第8話 穏やかな日
そして出発から丸々二日後、俺たちは王都に到着した。
王都に来て初めての朝食。俺たちはすっかり膝上に乗せて食事をするのがスタンダードになってしまっていた。
堅物そうなレヴォナの父親と、忠犬フララが、なんの抵抗もなくやってのけたのには驚きを通り越して、ちょっと引いた。

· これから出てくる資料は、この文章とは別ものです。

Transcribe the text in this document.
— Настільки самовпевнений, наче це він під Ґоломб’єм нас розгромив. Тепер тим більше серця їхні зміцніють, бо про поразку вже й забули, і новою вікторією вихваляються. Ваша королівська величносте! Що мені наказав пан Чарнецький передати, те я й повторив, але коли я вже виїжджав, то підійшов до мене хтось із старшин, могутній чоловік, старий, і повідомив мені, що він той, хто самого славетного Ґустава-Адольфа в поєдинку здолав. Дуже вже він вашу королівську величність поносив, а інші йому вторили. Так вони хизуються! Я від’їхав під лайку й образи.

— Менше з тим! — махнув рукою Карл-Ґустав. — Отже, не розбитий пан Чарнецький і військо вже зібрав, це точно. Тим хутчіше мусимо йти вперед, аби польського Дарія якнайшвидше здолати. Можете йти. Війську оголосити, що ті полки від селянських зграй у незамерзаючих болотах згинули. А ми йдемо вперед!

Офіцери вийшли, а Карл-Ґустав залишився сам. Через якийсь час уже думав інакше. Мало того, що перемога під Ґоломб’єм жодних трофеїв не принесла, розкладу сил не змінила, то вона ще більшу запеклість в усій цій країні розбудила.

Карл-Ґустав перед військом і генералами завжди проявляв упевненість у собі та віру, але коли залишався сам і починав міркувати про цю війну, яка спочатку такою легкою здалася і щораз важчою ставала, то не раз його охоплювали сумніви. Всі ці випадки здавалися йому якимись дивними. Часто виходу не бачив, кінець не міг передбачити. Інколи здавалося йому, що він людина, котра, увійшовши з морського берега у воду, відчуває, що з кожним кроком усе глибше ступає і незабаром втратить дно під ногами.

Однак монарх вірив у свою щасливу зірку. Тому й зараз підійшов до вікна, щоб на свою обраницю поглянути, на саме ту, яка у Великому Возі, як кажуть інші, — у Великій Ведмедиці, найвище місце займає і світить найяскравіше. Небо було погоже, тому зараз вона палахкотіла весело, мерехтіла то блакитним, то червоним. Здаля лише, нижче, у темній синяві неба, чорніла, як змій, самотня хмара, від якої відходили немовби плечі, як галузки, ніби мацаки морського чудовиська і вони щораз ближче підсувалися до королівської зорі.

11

これを客観的に見てしまうと、恥ずかしくて仕方がないので、食事中は目の前の美味しい料理に集中することにのみ注力した。
「はい、あーんっ!」
レヴォナがちぎったパンにジャムをたっぷりつけて、目の前に突き出してきた。
俺も今、同じものを手に持っているというのに。
レヴォナがなかなか根負けしてくれず、ジャムが垂れそうになったところで、俺は急いでパンを口に迎えた。
「食べもん粗末にすんな」
「ロアが早くたべないからだよっ」
「はああ?おま……がダルいことするからだろ!」
「あっ、また!いつになったらご主人様ってよんでくれるの?」
レヴォナは頬をプクっと膨らませて、ジト目で睨んできた。
「ぜってー呼ばねぇ」
「むー!しょうがないなぁ。じゃあなまえでもいいよ」
「……」
「もしかして、おぼえてないの……?」
顎の下に両拳をつけ、潤んだ目を向けられる。いつものやつだ。
「……レヴォナ」
「ふふっ、えらーい!」
不意を打たれて頭を撫でられてしまった。
弾き返そうと思ったが、悪い気もしない。面倒なので今日は見逃してやることにした。
「おい、いつまでやるつもりだ!」
が、あんまりにも長いこと撫で続けるのでやっぱり弾いた。
「あぅ」
「さっさとメシ食え!」
◇
「何書いてんだ」
「バニーにおてがみ」
バニーと言えば、トラゼバーン・ダスクモント――きな臭いダスクモント領にいるお友達、だったか。
「自分で書くのか」
「え?うん」
貴族だし子どもだから、使用人とかに口述筆記でもさせるもんかと思ったが、そうではないらしい。
「ロアのこきょーでは自分でかかないの?」
「……書くっちゃ書くが、書かないっちゃ書かない」
「ふぇ?なぞなぞ?」
誰かに書かせる訳じゃないが、ペンを取って書く訳でもない。スマホでタプタプすることを、書くとは言わないだろう。
「バニーって奴はどんな奴なんだ」
「気になるの?」
「べ、別に」
「バニーはね、いろいろとはげしい子」
「な……」
レヴォナは悪戯っぽく笑って更に続けた。
「ごかいされやすいけど、ほんとはやさしいんだよ」
「本当は優しいって紹介される奴に、ろくな奴はいねぇぞ」
「……んー、ロアに少しにてるかも」
「あ゛?」
「つんけんしてるけど、ちゃんと人のこと見てて、つたえかたがわるいだけで、ねっこには思いやりがあって……あっ、あと甘いものがすきなとこもにてる!」
顔が熱くなるのを感じる。
「な、んで、甘いもの好きって……」
「だってロア、おしょくじにデザートが出たとき、しあわせそうなおかおになるもん」
俺は頬を両手でギュッと押さえた。そんなに分かりやすいのだろうか。
よく仏頂面だとか無愛想だとか言われてきたのに。
「はずかしいの? おみみまでまっ赤!」
「うっせ」
レヴォナは肩を竦めてくすくす笑うと再び机に向き直り、カリカリと羽根ペンを走らせた。